Become a Christian Counselor: Education and Career Roadmap

Oct 20, 2021

Should I Become a Christian Counselor?

Christian counselors may also be considered mental health counselors. These professionals provide faith-based assistance to those who are dealing with issues such as abuse, depression, stress, spirituality, addiction or trauma. Counselors and clients may be Christians themselves, but it is not always necessary.

Career Requirements

Degree Level Bachelor's and master's degrees
Degree Field Counseling or similar program
Licensure and Certification License is required for mental health counselors; voluntary professional certification is available
Experience 2,000 to 4,000 hours of supervised clinical experience required for state licensure
Key Skills Compassion, as well as listening, organizational, speaking and people skills; ability to use related technology, such as medical, spreadsheet, and Microsoft Office software
Salary (2015) $39,025 per year (Median salary for mental health counselors)

Sources: U.S. Bureau of Labor Statistics, National Christian Counselors Association, O*Net Online, (July 2015)

Step 1: Pursue Undergraduate Studies

Religious education courses that prepare individuals for Christian counseling are available in bachelor's degree programs. Undergraduate programs may focus on such subjects as faith-based counseling, bible study, pastoral theology and church administration. Students in undergraduate pastoral studies and counseling programs can also learn about general psychology and speech communication, as well a complete a biblical counseling internship or practicum.

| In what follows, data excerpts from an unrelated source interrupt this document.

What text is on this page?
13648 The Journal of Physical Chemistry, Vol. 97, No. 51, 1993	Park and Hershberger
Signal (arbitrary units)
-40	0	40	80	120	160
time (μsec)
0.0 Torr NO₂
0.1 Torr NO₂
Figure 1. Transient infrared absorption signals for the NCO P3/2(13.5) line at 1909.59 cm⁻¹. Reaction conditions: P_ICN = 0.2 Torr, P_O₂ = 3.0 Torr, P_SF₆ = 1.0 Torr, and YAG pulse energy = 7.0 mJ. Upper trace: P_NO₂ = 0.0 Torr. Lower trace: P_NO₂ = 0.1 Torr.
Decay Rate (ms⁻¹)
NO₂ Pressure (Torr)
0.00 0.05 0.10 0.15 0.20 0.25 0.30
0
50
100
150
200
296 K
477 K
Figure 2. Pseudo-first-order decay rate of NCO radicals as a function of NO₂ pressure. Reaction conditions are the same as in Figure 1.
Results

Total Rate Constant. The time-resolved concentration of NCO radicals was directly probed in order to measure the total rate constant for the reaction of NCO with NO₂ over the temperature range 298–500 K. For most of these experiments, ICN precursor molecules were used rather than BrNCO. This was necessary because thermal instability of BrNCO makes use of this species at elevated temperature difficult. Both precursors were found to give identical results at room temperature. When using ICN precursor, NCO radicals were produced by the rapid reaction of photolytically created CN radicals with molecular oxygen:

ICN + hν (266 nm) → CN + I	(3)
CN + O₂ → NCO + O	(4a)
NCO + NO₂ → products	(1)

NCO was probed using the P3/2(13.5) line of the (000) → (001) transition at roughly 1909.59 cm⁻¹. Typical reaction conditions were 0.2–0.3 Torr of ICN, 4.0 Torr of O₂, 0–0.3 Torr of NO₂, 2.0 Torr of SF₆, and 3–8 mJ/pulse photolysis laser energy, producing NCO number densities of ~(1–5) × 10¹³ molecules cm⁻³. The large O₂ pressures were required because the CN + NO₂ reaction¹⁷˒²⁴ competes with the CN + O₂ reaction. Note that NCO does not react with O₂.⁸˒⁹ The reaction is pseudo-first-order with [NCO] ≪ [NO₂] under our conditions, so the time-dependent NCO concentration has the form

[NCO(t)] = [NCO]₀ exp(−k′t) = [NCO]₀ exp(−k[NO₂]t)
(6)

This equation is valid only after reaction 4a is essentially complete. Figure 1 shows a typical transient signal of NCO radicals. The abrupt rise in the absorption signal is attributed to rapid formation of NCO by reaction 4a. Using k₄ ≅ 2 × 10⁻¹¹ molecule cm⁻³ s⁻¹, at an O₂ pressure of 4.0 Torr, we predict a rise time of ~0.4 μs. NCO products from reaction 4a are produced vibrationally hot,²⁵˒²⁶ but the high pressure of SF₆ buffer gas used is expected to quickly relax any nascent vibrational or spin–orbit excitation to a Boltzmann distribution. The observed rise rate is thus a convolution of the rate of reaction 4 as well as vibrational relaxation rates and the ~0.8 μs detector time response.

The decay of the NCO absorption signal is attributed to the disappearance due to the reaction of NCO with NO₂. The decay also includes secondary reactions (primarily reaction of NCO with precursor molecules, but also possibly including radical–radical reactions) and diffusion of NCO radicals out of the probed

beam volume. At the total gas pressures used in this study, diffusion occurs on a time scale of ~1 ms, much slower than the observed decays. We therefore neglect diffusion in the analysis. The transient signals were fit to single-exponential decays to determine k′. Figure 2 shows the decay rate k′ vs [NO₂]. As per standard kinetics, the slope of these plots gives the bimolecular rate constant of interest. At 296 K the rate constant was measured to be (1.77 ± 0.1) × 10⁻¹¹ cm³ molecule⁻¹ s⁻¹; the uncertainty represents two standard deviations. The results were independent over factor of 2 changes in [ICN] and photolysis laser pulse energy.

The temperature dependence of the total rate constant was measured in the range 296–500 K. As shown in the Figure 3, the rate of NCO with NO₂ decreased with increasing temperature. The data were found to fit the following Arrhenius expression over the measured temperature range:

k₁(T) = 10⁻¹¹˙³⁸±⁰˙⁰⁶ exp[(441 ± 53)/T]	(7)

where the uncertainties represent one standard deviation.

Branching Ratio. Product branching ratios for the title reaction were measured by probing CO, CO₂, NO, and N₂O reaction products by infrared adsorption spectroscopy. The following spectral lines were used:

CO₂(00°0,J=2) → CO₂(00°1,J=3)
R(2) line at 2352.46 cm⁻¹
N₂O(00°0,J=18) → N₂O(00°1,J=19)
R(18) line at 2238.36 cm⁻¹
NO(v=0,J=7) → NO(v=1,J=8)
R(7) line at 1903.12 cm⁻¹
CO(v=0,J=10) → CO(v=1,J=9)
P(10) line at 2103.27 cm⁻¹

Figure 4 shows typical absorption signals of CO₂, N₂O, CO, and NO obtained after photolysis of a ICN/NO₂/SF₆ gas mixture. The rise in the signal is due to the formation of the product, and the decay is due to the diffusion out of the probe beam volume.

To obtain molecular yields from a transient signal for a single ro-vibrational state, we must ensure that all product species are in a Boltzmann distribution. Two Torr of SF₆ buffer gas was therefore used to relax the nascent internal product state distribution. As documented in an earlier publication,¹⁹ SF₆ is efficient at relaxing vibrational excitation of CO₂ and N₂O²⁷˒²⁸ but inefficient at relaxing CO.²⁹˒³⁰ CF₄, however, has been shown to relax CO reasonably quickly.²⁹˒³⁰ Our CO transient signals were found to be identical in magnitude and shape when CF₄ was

Step 2: Complete a Master's Degree Program

Completion of a master's degree program is required to become a counselor. Programs specific to this field, such as the Master of Arts in Christian Counseling, are available. Graduate courses may focus on ministry, biblical studies, Christian thought, mental disorders and clinical counseling.

Step 3: Become Licensed

Although requirements can vary, all states require mental health counselors to become licensed. This process includes meeting the supervised clinical practice hour requirements and passing an exam recognized by the state.

Professional certification and licensure is also available through groups such as the National Christian Counselors Association (NCCA). The NCCA credentials are different from state licensure, which can impact the counseling methods you are legally or ethically allowed to use. Counselors can be certified by the NCCA without a degree, and work as certified pastoral counselors.

Step 4: Acquire Experience

Christian counselors sometimes have private counseling practices, or they may work as part of a church that provides spiritual counseling. Individuals aspiring to become Christian counselors can seek out internships to gain experience. Some internship programs accept primarily master's students who are studying for family therapy or counseling psychology degrees. Students can find out about internship opportunities through their college or university.

Apprenticeship programs are also available and allow trainees to work alongside experienced Christian counselors, as well as learn on-the-job counseling methods. Trainees may also gain knowledge on how to start their own counseling ministries.

Success Tip:

  • Research the clinical practice requirements. Students should make sure they gain the required number of supervised clinical practice hours, which can vary by state. For example, in Kentucky, professional counselors need at least 3,000 hours, while only 2,000 hours are required in Minnesota.

Step 5: Enroll in Continuing Education Courses

There are Christian organizations that offer continuing education credits for Christian counselors. These courses may include sociology of family life, introduction to pastoral care and biblical healing. Seminars may also be included, and cover topics such as depression, family systems therapy and anger management.

Success Tip:

  • Know the continuing education requirements. Whether counselors have state licensure or a credential similar to those offered by the NCCA will determine the type of continuing education requirement. Counselors should make sure the continuing education course or seminar will count as credit toward keeping their licensure current.